Originals: How Non-Conformists Move the World, Adam Grant (Viking) If the endorsements for Originals – a blurb from Malcolm Gladwell, a foreword by Sheryl Sandberg, high praise from J.J. Abrams and Arianna Huffington – didn’t convince you to start reading it, that’s OK. Because Grant’s book isn’t about the kind of wisdom that’s passed down from celebrities on high. It’s about the multitude of opportunities to change the world that are already available. But don’t let that fool you into believing it’s a rote narrative of feel-good self-improvement. Grant backs up his lessons with scientific studies from all areas of life.

The Reputation Economy, Michael Fertik and David Thompson (Random House Canada) Small businesses live and die on reputation. You already knew that, but Fertik and Thompson take a deep dive into the world of social capital and offer tips for employing it to your benefit. Oh, and Fertik would know – he’s the CEO of Reputation.com.

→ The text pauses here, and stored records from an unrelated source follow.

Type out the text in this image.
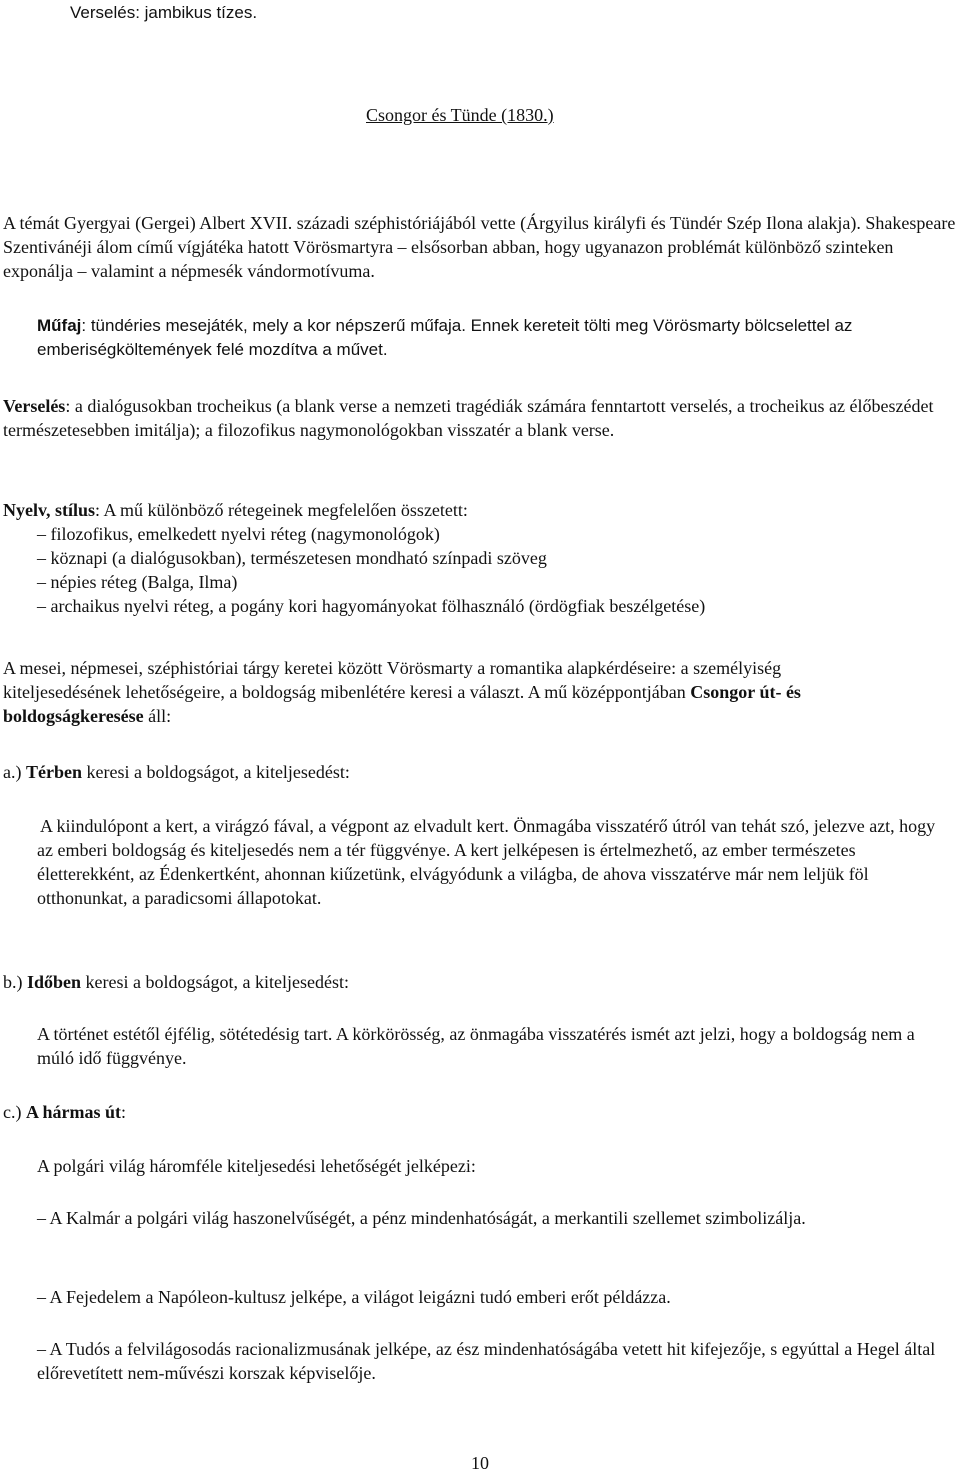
Verselés: jambikus tízes.

Csongor és Tünde (1830.)

A témát Gyergyai (Gergei) Albert XVII. századi széphistóriájából vette (Árgyilus királyfi és Tündér Szép Ilona alakja). Shakespeare Szentivánéji álom című vígjátéka hatott Vörösmartyra – elsősorban abban, hogy ugyanazon problémát különböző szinteken exponálja – valamint a népmesék vándormotívuma.

Műfaj: tündéries mesejáték, mely a kor népszerű műfaja. Ennek kereteit tölti meg Vörösmarty bölcselettel az emberiségköltemények felé mozdítva a művet.

Verselés: a dialógusokban trocheikus (a blank verse a nemzeti tragédiák számára fenntartott verselés, a trocheikus az élőbeszédet természetesebben imitálja); a filozofikus nagymonológokban visszatér a blank verse.

Nyelv, stílus: A mű különböző rétegeinek megfelelően összetett:
– filozofikus, emelkedett nyelvi réteg (nagymonológok)
– köznapi (a dialógusokban), természetesen mondható színpadi szöveg
– népies réteg (Balga, Ilma)
– archaikus nyelvi réteg, a pogány kori hagyományokat fölhasználó (ördögfiak beszélgetése)

A mesei, népmesei, széphistóriai tárgy keretei között Vörösmarty a romantika alapkérdéseire: a személyiség kiteljesedésének lehetőségeire, a boldogság mibenlétére keresi a választ. A mű középpontjában Csongor út- és boldogságkeresése áll:

a.) Térben keresi a boldogságot, a kiteljesedést:

A kiindulópont a kert, a virágzó fával, a végpont az elvadult kert. Önmagába visszatérő útról van tehát szó, jelezve azt, hogy az emberi boldogság és kiteljesedés nem a tér függvénye. A kert jelképesen is értelmezhető, az ember természetes életterekként, az Édenkertként, ahonnan kiűzetünk, elvágyódunk a világba, de ahova visszatérve már nem leljük föl otthonunkat, a paradicsomi állapotokat.

b.) Időben keresi a boldogságot, a kiteljesedést:

A történet estétől éjfélig, sötétedésig tart. A körkörösség, az önmagába visszatérés ismét azt jelzi, hogy a boldogság nem a múló idő függvénye.

c.) A hármas út:

A polgári világ háromféle kiteljesedési lehetőségét jelképezi:

– A Kalmár a polgári világ haszonelvűségét, a pénz mindenhatóságát, a merkantili szellemet szimbolizálja.

– A Fejedelem a Napóleon-kultusz jelképe, a világot leigázni tudó emberi erőt példázza.

– A Tudós a felvilágosodás racionalizmusának jelképe, az ész mindenhatóságába vetett hit kifejezője, s egyúttal a Hegel által előrevetített nem-művészi korszak képviselője.

10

Break Through to Yes, David B. Savage (Elevate Publishing) Though small businesses have their own norms and cultures, true success still comes through collaboration. That’s the theme of Savage’s book, in which he blends lessons from his own career in management and consulting with historical and literary allusions, practical steps and local examples. A must-read for anyone in a leadership position.